The purchase of property in England is usually subject to Stamp Duty Land Tax. The rates of taxation are different for residential and non-residential property. Non-residential property generally has a lower rate than residential. If a property has a mixed residential and non-residential use, then generally speaking it will be taxed as a non-residential property and benefit from lower rates. However the classification of property as either residential or non- residential is not always straight forward. An example is a residential property which comprises a large extent of land. Bare land is usually treated as non-residential. However “garden or grounds” belonging to a dwelling may be residential.
In the recent case of Hyman v HMRC  UKFTT 0469 (TC) the First-tier Tribunal has held that “grounds” as referred to in section 116(1)(b) of the Finance Act 2003 has a wide meaning.

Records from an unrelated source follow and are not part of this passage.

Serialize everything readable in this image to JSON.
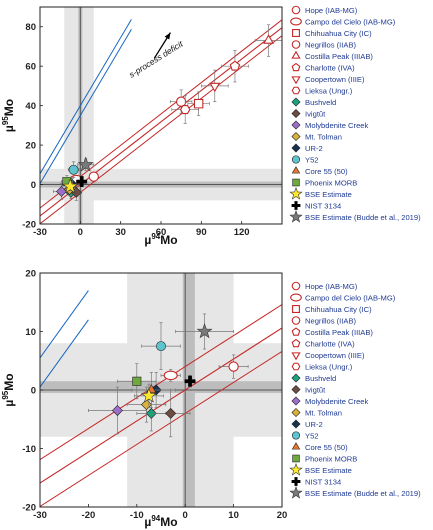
{
  "chart_data": [
    {
      "type": "scatter",
      "title": "",
      "xlabel_base": "µ",
      "xlabel_sup": "94",
      "xlabel_tail": "Mo",
      "ylabel_base": "µ",
      "ylabel_sup": "95",
      "ylabel_tail": "Mo",
      "xlim": [
        -30,
        150
      ],
      "ylim": [
        -20,
        90
      ],
      "xticks": [
        -30,
        0,
        30,
        60,
        90,
        120
      ],
      "yticks": [
        -20,
        0,
        20,
        40,
        60,
        80
      ],
      "grid": false,
      "legend_position": "right",
      "annotation": {
        "text": "s-process deficit",
        "x": 38,
        "y": 54,
        "arrow_from": [
          55,
          64
        ],
        "arrow_to": [
          67,
          77
        ]
      },
      "shaded_bands": [
        {
          "axis": "x",
          "from": -12,
          "to": 10,
          "color": "#e6e6e6"
        },
        {
          "axis": "y",
          "from": -8,
          "to": 8,
          "color": "#e6e6e6"
        },
        {
          "axis": "x",
          "from": -1.5,
          "to": 1.5,
          "color": "#bdbdbd"
        },
        {
          "axis": "y",
          "from": -1.5,
          "to": 1.5,
          "color": "#bdbdbd"
        }
      ],
      "lines": [
        {
          "name": "",
          "color": "#c62828",
          "slope": 0.53,
          "intercept": 0,
          "x_range": [
            -30,
            150
          ]
        },
        {
          "name": "",
          "color": "#c62828",
          "slope": 0.53,
          "intercept": 4,
          "x_range": [
            -30,
            150
          ]
        },
        {
          "name": "",
          "color": "#c62828",
          "slope": 0.53,
          "intercept": -4,
          "x_range": [
            -30,
            150
          ]
        },
        {
          "name": "",
          "color": "#1565c0",
          "slope": 1.15,
          "intercept": 40,
          "x_range": [
            -30,
            38
          ]
        },
        {
          "name": "",
          "color": "#1565c0",
          "slope": 1.15,
          "intercept": 35,
          "x_range": [
            -30,
            38
          ]
        }
      ],
      "series": [
        {
          "name": "Hope (IAB-MG)",
          "marker": "circle",
          "filled": false,
          "color": "#c62828",
          "x": [
            10
          ],
          "y": [
            4
          ],
          "xerr": [
            3
          ],
          "yerr": [
            2
          ]
        },
        {
          "name": "Campo del Cielo (IAB-MG)",
          "marker": "ellipse",
          "filled": false,
          "color": "#c62828",
          "x": [
            -3
          ],
          "y": [
            2.5
          ],
          "xerr": [
            2
          ],
          "yerr": [
            1
          ]
        },
        {
          "name": "Chihuahua City (IC)",
          "marker": "square",
          "filled": false,
          "color": "#c62828",
          "x": [
            88
          ],
          "y": [
            41
          ],
          "xerr": [
            8
          ],
          "yerr": [
            6
          ]
        },
        {
          "name": "Negrillos (IIAB)",
          "marker": "circle",
          "filled": false,
          "color": "#c62828",
          "x": [
            75
          ],
          "y": [
            42
          ],
          "xerr": [
            8
          ],
          "yerr": [
            6
          ]
        },
        {
          "name": "Costilla Peak (IIIAB)",
          "marker": "triangle",
          "filled": false,
          "color": "#c62828",
          "x": [
            140
          ],
          "y": [
            73
          ],
          "xerr": [
            10
          ],
          "yerr": [
            8
          ]
        },
        {
          "name": "Charlotte (IVA)",
          "marker": "pentagon",
          "filled": false,
          "color": "#c62828",
          "x": [
            115
          ],
          "y": [
            60
          ],
          "xerr": [
            10
          ],
          "yerr": [
            8
          ]
        },
        {
          "name": "Coopertown (IIIE)",
          "marker": "triangle-down",
          "filled": false,
          "color": "#c62828",
          "x": [
            100
          ],
          "y": [
            50
          ],
          "xerr": [
            10
          ],
          "yerr": [
            8
          ]
        },
        {
          "name": "Lieksa (Ungr.)",
          "marker": "hexagon",
          "filled": false,
          "color": "#c62828",
          "x": [
            78
          ],
          "y": [
            38
          ],
          "xerr": [
            10
          ],
          "yerr": [
            7
          ]
        },
        {
          "name": "Bushveld",
          "marker": "diamond",
          "filled": true,
          "color": "#1aa37a",
          "x": [
            -7
          ],
          "y": [
            -4
          ],
          "xerr": [
            3
          ],
          "yerr": [
            3
          ]
        },
        {
          "name": "Ivigtût",
          "marker": "diamond",
          "filled": true,
          "color": "#6d4c41",
          "x": [
            -3
          ],
          "y": [
            -4
          ],
          "xerr": [
            4
          ],
          "yerr": [
            4
          ]
        },
        {
          "name": "Molybdenite Creek",
          "marker": "diamond",
          "filled": true,
          "color": "#9b6ec9",
          "x": [
            -14
          ],
          "y": [
            -3.5
          ],
          "xerr": [
            6
          ],
          "yerr": [
            4
          ]
        },
        {
          "name": "Mt. Tolman",
          "marker": "diamond",
          "filled": true,
          "color": "#d8b23a",
          "x": [
            -8
          ],
          "y": [
            -2.5
          ],
          "xerr": [
            4
          ],
          "yerr": [
            3
          ]
        },
        {
          "name": "UR-2",
          "marker": "diamond",
          "filled": true,
          "color": "#16324f",
          "x": [
            -6
          ],
          "y": [
            0
          ],
          "xerr": [
            4
          ],
          "yerr": [
            3
          ]
        },
        {
          "name": "Y52",
          "marker": "circle",
          "filled": true,
          "color": "#5ec4cf",
          "x": [
            -5
          ],
          "y": [
            7.5
          ],
          "xerr": [
            4
          ],
          "yerr": [
            4
          ]
        },
        {
          "name": "Core 55 (50)",
          "marker": "triangle",
          "filled": true,
          "color": "#e8742c",
          "x": [
            -7
          ],
          "y": [
            0
          ],
          "xerr": [
            4
          ],
          "yerr": [
            3
          ]
        },
        {
          "name": "Phoenix MORB",
          "marker": "square",
          "filled": true,
          "color": "#6da93d",
          "x": [
            -10
          ],
          "y": [
            1.5
          ],
          "xerr": [
            4
          ],
          "yerr": [
            3
          ]
        },
        {
          "name": "BSE Estimate",
          "marker": "star",
          "filled": true,
          "color": "#ffe92b",
          "x": [
            -7.5
          ],
          "y": [
            -1
          ],
          "xerr": [
            3
          ],
          "yerr": [
            2
          ]
        },
        {
          "name": "NIST 3134",
          "marker": "cross",
          "filled": true,
          "color": "#000000",
          "x": [
            1
          ],
          "y": [
            1.5
          ],
          "xerr": [
            1
          ],
          "yerr": [
            1
          ]
        },
        {
          "name": "BSE Estimate (Budde et al., 2019)",
          "marker": "star",
          "filled": true,
          "color": "#7a7a7a",
          "x": [
            4
          ],
          "y": [
            10
          ],
          "xerr": [
            6
          ],
          "yerr": [
            3
          ]
        }
      ]
    },
    {
      "type": "scatter",
      "title": "",
      "xlabel_base": "µ",
      "xlabel_sup": "94",
      "xlabel_tail": "Mo",
      "ylabel_base": "µ",
      "ylabel_sup": "95",
      "ylabel_tail": "Mo",
      "xlim": [
        -30,
        20
      ],
      "ylim": [
        -20,
        20
      ],
      "xticks": [
        -30,
        -20,
        -10,
        0,
        10,
        20
      ],
      "yticks": [
        -20,
        -10,
        0,
        10,
        20
      ],
      "grid": false,
      "legend_position": "right",
      "shaded_bands": [
        {
          "axis": "x",
          "from": -12,
          "to": 10,
          "color": "#e6e6e6"
        },
        {
          "axis": "y",
          "from": -8,
          "to": 8,
          "color": "#e6e6e6"
        },
        {
          "axis": "x",
          "from": -0.5,
          "to": 2,
          "color": "#bdbdbd"
        },
        {
          "axis": "y",
          "from": -0.5,
          "to": 1.5,
          "color": "#bdbdbd"
        }
      ],
      "lines": [
        {
          "name": "",
          "color": "#c62828",
          "slope": 0.53,
          "intercept": 0,
          "x_range": [
            -30,
            20
          ]
        },
        {
          "name": "",
          "color": "#c62828",
          "slope": 0.53,
          "intercept": 4,
          "x_range": [
            -30,
            20
          ]
        },
        {
          "name": "",
          "color": "#c62828",
          "slope": 0.53,
          "intercept": -4,
          "x_range": [
            -30,
            20
          ]
        },
        {
          "name": "",
          "color": "#1565c0",
          "slope": 1.15,
          "intercept": 40,
          "x_range": [
            -30,
            -20
          ]
        },
        {
          "name": "",
          "color": "#1565c0",
          "slope": 1.15,
          "intercept": 35,
          "x_range": [
            -30,
            -20
          ]
        }
      ],
      "series": [
        {
          "name": "Hope (IAB-MG)",
          "marker": "circle",
          "filled": false,
          "color": "#c62828",
          "x": [
            10
          ],
          "y": [
            4
          ],
          "xerr": [
            3
          ],
          "yerr": [
            2
          ]
        },
        {
          "name": "Campo del Cielo (IAB-MG)",
          "marker": "ellipse",
          "filled": false,
          "color": "#c62828",
          "x": [
            -3
          ],
          "y": [
            2.5
          ],
          "xerr": [
            2
          ],
          "yerr": [
            1
          ]
        },
        {
          "name": "Chihuahua City (IC)",
          "marker": "square",
          "filled": false,
          "color": "#c62828",
          "x": [],
          "y": [],
          "xerr": [],
          "yerr": []
        },
        {
          "name": "Negrillos (IIAB)",
          "marker": "circle",
          "filled": false,
          "color": "#c62828",
          "x": [],
          "y": [],
          "xerr": [],
          "yerr": []
        },
        {
          "name": "Costilla Peak (IIIAB)",
          "marker": "pentagon",
          "filled": false,
          "color": "#c62828",
          "x": [],
          "y": [],
          "xerr": [],
          "yerr": []
        },
        {
          "name": "Charlotte (IVA)",
          "marker": "pentagon",
          "filled": false,
          "color": "#c62828",
          "x": [],
          "y": [],
          "xerr": [],
          "yerr": []
        },
        {
          "name": "Coopertown (IIIE)",
          "marker": "triangle-down",
          "filled": false,
          "color": "#c62828",
          "x": [],
          "y": [],
          "xerr": [],
          "yerr": []
        },
        {
          "name": "Lieksa (Ungr.)",
          "marker": "hexagon",
          "filled": false,
          "color": "#c62828",
          "x": [],
          "y": [],
          "xerr": [],
          "yerr": []
        },
        {
          "name": "Bushveld",
          "marker": "diamond",
          "filled": true,
          "color": "#1aa37a",
          "x": [
            -7
          ],
          "y": [
            -4
          ],
          "xerr": [
            3
          ],
          "yerr": [
            3
          ]
        },
        {
          "name": "Ivigtût",
          "marker": "diamond",
          "filled": true,
          "color": "#6d4c41",
          "x": [
            -3
          ],
          "y": [
            -4
          ],
          "xerr": [
            4
          ],
          "yerr": [
            4
          ]
        },
        {
          "name": "Molybdenite Creek",
          "marker": "diamond",
          "filled": true,
          "color": "#9b6ec9",
          "x": [
            -14
          ],
          "y": [
            -3.5
          ],
          "xerr": [
            6
          ],
          "yerr": [
            4
          ]
        },
        {
          "name": "Mt. Tolman",
          "marker": "diamond",
          "filled": true,
          "color": "#d8b23a",
          "x": [
            -8
          ],
          "y": [
            -2.5
          ],
          "xerr": [
            4
          ],
          "yerr": [
            3
          ]
        },
        {
          "name": "UR-2",
          "marker": "diamond",
          "filled": true,
          "color": "#16324f",
          "x": [
            -6
          ],
          "y": [
            0
          ],
          "xerr": [
            4
          ],
          "yerr": [
            3
          ]
        },
        {
          "name": "Y52",
          "marker": "circle",
          "filled": true,
          "color": "#5ec4cf",
          "x": [
            -5
          ],
          "y": [
            7.5
          ],
          "xerr": [
            4
          ],
          "yerr": [
            4
          ]
        },
        {
          "name": "Core 55 (50)",
          "marker": "triangle",
          "filled": true,
          "color": "#e8742c",
          "x": [
            -7
          ],
          "y": [
            0
          ],
          "xerr": [
            4
          ],
          "yerr": [
            3
          ]
        },
        {
          "name": "Phoenix MORB",
          "marker": "square",
          "filled": true,
          "color": "#6da93d",
          "x": [
            -10
          ],
          "y": [
            1.5
          ],
          "xerr": [
            4
          ],
          "yerr": [
            3
          ]
        },
        {
          "name": "BSE Estimate",
          "marker": "star",
          "filled": true,
          "color": "#ffe92b",
          "x": [
            -7.5
          ],
          "y": [
            -1
          ],
          "xerr": [
            3
          ],
          "yerr": [
            2
          ]
        },
        {
          "name": "NIST 3134",
          "marker": "cross",
          "filled": true,
          "color": "#000000",
          "x": [
            1
          ],
          "y": [
            1.5
          ],
          "xerr": [
            1
          ],
          "yerr": [
            1
          ]
        },
        {
          "name": "BSE Estimate (Budde et al., 2019)",
          "marker": "star",
          "filled": true,
          "color": "#7a7a7a",
          "x": [
            4
          ],
          "y": [
            10
          ],
          "xerr": [
            6
          ],
          "yerr": [
            3
          ]
        }
      ]
    }
  ]
}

It held that grounds comprised land that formed part of or surrounded a dwelling that was occupied with the dwelling and was available for use by the owners. There was no requirement for the owners to actively use the land. It also found that public access to part of the land (for example, access to a public bridleway), and separation of part of the land by hedges or fences, did not prevent the land from being grounds.
In order for land to be non-residential it must be used for a separate, commercial purpose. Factors which will be relevant will be the use of the land at the date of purchase, its size, layout and physical proximity to the dwelling. Agricultural use may be an indicator that the land is not “garden or grounds”. The individual facts of each case must however be carefully assessed before deciding whether to classify a property as residential or non-residential.